We used to live in a less litigious society, that’s a fact. Policing used to be more about keeping the community safe and less about paperwork. That’s a fact too.
Hard to blame cops who remember those times for commiserating about it.

None of this is to excuse truly dirty cops etc, but I’ve worked with many good cops for years. Different communities have different types of policing. Trying to fit them all into one mold as if every place were anal retentive whitey-land is silly and a waste of time. And it doesn’t work. Nonetheless that’s what we’re trying to do.

So no, I can’t really blame cops for being frsutrated.

Regards,
-Bouncer-

In this case it wasn’t a matter of someone getting some deserved lumps for taking a swing at a cop. This was a case of the cops taking some “undesirbable elements” off into the woods and beating the snot out of them. It wasn’t an isolated incident, just in this case, a rookie cop blew the whistle.

No one is complaining about arrests. No one’s complaining about licks received “resisting arrest.” People are complaining about beatings. Brutal beatings.
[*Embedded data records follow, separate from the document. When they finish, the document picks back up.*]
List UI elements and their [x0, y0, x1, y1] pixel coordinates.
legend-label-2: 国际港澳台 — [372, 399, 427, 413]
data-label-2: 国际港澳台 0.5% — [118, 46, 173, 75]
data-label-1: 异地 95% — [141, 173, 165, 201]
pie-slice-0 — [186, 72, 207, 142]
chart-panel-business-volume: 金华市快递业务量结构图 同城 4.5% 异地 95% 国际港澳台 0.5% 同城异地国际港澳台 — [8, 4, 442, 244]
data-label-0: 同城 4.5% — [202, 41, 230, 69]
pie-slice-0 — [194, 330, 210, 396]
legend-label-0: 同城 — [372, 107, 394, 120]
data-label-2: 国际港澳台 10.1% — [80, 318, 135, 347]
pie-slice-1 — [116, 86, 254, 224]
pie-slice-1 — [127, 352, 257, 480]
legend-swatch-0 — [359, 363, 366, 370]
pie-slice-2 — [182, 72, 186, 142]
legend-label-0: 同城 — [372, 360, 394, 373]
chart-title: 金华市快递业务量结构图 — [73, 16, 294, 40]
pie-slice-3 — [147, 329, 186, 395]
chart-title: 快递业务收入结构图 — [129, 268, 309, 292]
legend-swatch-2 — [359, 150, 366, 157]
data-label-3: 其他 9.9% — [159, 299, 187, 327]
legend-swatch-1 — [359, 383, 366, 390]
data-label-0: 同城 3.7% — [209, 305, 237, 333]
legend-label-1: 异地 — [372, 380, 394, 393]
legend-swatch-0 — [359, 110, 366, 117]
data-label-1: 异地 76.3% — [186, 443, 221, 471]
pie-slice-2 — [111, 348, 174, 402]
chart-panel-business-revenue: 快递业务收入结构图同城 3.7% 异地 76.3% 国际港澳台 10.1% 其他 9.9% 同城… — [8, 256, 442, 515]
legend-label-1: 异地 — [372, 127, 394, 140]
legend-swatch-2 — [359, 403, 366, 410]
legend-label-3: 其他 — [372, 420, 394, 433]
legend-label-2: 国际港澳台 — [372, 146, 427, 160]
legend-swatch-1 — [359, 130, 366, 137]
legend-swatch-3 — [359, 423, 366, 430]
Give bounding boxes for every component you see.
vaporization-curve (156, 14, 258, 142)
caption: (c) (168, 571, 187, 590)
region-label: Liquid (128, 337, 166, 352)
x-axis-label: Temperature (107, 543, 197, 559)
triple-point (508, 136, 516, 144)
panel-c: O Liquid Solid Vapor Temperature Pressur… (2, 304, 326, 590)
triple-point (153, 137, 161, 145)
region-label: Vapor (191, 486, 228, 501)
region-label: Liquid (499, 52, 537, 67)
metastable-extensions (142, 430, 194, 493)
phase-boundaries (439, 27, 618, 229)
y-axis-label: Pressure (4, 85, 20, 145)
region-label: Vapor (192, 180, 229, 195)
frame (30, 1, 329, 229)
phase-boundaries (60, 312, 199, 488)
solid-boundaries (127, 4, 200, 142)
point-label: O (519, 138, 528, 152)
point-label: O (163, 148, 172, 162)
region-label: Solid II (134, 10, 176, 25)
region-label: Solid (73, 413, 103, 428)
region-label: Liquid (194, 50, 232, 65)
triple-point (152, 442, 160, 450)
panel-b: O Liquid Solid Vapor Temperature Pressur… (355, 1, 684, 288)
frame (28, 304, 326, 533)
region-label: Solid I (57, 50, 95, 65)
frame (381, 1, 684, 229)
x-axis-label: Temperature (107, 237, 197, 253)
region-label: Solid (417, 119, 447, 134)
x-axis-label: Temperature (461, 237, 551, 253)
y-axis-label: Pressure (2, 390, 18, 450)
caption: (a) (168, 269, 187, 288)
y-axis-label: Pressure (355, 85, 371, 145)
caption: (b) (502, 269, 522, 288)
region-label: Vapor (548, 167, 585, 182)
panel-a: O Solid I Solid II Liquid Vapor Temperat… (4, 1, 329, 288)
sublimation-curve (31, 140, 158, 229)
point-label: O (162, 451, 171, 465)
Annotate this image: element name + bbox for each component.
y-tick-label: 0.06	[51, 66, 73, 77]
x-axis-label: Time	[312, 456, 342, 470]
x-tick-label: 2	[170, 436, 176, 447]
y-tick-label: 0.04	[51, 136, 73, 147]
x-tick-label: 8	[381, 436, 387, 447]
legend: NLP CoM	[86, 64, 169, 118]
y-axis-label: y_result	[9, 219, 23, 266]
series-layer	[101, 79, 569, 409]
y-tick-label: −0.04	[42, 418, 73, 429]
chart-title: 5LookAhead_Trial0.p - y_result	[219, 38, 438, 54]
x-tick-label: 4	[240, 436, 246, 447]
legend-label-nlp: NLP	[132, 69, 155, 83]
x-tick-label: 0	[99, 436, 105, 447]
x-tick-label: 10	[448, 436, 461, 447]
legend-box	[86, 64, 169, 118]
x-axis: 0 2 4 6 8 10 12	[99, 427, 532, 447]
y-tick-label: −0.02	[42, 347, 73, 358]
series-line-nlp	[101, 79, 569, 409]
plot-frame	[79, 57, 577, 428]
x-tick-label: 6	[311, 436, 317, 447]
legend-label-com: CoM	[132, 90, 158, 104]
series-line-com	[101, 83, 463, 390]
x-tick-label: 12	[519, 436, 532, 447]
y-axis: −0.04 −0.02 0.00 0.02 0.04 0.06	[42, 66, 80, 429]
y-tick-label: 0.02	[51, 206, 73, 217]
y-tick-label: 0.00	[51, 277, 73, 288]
Now, the folks that they beat the hell out of weren’t saints by anyone’s reckoning- but they received a beating that night despite the cops’ having nothing for which they could be legally arrested. Not possession, not trafficking, hell, not even loitering. They were just there and “suspected.” Many reports of this incident talk of them being “in breach of the peace.” This conjures images of them creating a disturbance. Maybe fighting in the street, something, right?

In Vancouver, being “in breach of the peace” very often means nothing more than a cop doesn’t like your looks. This is because the cops can take your for a ride and dump you somewhere else at their discretion, if they determine that you’re in breach of the peace. There are no guidelines for this determination, and there is no paperwork required to document it. VPD Chief Jamie Graham explains the concept behind it:

Fine, if you trust the cops’ discretion. Myself, I don’t, but that’s only because I’ve been “in breach of the peace” myself. Let me tell you about it: I was going to see a film at the Pacific Cinémathèque on Howe Street with a friend. This meant walking North from the SkyTrain station on Granville. We walked a couple of blocks, and as we approached Georgia St, we were both slammed up against a wall by three cops. “You’re interfering with a police investigation!” they said. “What?” “You’re in breach of the peace!” “What?” “Come with us.” “What?” We were held there for a bit, (No requests for ID were made,) and a van showed up shortly which we were obliged to get into.

You probably think I’m conveniently leaving out some little detail, like having been stumbling around pissed drunk, or harrassing the cops, or someone making a nuisance of ourselves. I want to emphasize that you couldn’t possibly hope to meet two quieter people. We were walking North, just like any number of other folks were that night. Whatever “police investigation” we were supposedly interfering with by (gasp!) walking North on Granville Street in order to get to a theatre, it evidently wasn’t very important, since all the visible cops were concerned with loading us into a van and dropping us off in the West End, near Stanley Park.

I was confused more than anything by the whole thing, and spent quite a bit of time puzzling over just what the hell happened that night, apart from us missing our movie and generally having our night wrecked. In retrospect, I think our offense was “looking gay.” Okay, to be fair, I “looked gay.” (I’m not.) My friend just looked like a hippie. He is gay, for what it’s worth, and probably “looked gayer” standing next to me.

Nowhere near as bad as being taken somewhere against your will and beaten senseless, of course, but still an abuse of power. Police should not be able to fuck with people to that degree without some accountability/documentation.

Anyway… I agree with county about the idea of reporting cops for having a conversation on their break, even if it was an offensive one. If any of them had spoke in specific terms about crimes that they had committed, instead of a general “Aw, you should be able to put the boots to people, and dump them in the park without some smartass educated cop making things hot for you,” then that would be something else again.